2009-01-01 Thread Kless

I've been trying create the extension. Here is the code with a test:

  http://paste.pocoo.org/show/97502/ - Extension
  http://paste.pocoo.org/show/97503/ - Test

I need help to solve this little issue:

entity._descriptor.add_mapper_extension(BcryptMapperExtension())
AttributeError: 'str' object has no attribute '_descriptor'

Does could review the extension code?


On 22 dic 2008, 03:40, Michael Bayer mike...@zzzcomputing.com wrote:
 oh, yeah for that recipe you'd have to use a flag on the mapper()  
 called batch=False.    But don't use that, its inefficient.

 So you can also create your type to detect a special value from the  
 mapper extension:

 def before_insert(self, ):
         instance.password = (instance.password, True)

 class MyType(...):
         ...

         def process_bind_param(self, value, dialect):
                 if isinstance(value, tuple):
                         return hasher.create(value[0], value[1])
                 

 But since this is really an instance-level business rule, a straight  
 descriptor and no custom type is definitely how I'd go on this one.

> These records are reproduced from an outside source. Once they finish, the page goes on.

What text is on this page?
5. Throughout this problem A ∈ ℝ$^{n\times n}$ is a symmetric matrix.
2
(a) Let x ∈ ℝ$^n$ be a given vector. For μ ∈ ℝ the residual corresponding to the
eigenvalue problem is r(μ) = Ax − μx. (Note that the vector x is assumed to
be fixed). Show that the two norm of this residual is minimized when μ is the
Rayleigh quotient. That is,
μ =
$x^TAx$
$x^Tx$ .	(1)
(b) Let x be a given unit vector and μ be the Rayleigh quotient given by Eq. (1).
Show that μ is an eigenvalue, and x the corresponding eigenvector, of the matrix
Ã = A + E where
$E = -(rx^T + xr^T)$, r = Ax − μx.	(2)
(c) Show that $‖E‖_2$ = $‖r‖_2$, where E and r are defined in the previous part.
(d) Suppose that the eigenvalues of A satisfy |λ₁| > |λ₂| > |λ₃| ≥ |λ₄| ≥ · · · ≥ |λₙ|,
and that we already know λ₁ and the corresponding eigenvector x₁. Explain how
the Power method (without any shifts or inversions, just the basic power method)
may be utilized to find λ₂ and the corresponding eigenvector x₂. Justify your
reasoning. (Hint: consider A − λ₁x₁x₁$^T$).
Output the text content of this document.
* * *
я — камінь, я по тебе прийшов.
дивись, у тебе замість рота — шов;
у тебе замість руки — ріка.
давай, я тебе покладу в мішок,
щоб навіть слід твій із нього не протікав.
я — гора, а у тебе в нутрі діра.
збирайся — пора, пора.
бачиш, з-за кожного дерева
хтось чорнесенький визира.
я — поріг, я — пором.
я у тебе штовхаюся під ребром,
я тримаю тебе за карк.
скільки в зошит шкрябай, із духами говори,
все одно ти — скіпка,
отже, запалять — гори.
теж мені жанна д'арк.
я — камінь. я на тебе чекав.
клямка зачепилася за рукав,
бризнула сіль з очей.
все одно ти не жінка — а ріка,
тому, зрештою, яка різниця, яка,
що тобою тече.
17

 On Dec 21, 2008, at 6:47 PM, Kless wrote:



  Thank you for detailed answer.

  Here are any thoughts:

  1) The before_insert was being omitted while I was inserting records
  using an insert statement --that's logical because it was bypassing
  the ORM--.

  2) It's necessary to use *session.commit()* after of each record
  because else it will have the value of 'instance.admin' of the last
  record which will be used for all records to commit.

  3) I believe that it isn't necessary use *after_insert*.

  On 21 dic, 17:00, Michael Bayer mike...@zzzcomputing.com wrote:
  On Dec 21, 2008, at 6:53 AM, Kless wrote:
  I'm trying to build a custom type [1] to manage the bcrypt hashes  
  [2].

  ---
  from bcrypt_wrap import password
  from sqlalchemy import types

  class Bcrypt(types.TypeDecorator):
   Stores a bcrypt hash of a password.
   impl = types.String #(60)
   hasher = password.Password()

   def process_bind_param(self, value, dialect):
     return hasher.create(value)
  ---

  And I've any doubts:

  1) Since that the hash length is always 60, is there that use the
  next?
   impl = types.String(60)

  2) The bcryptWrap API [3] (line 53) lets call to 'create' with
  arguments 'cost' and 'admin' (boolean). Then,

   a) I would that the cost could be passed from the column  
  definition,
  i.e.
       password = sqlalchemy.Column(types.Bcrypt, cost=12)
  or
       password = sqlalchemy.Column(types.Bcrypt(cost=12))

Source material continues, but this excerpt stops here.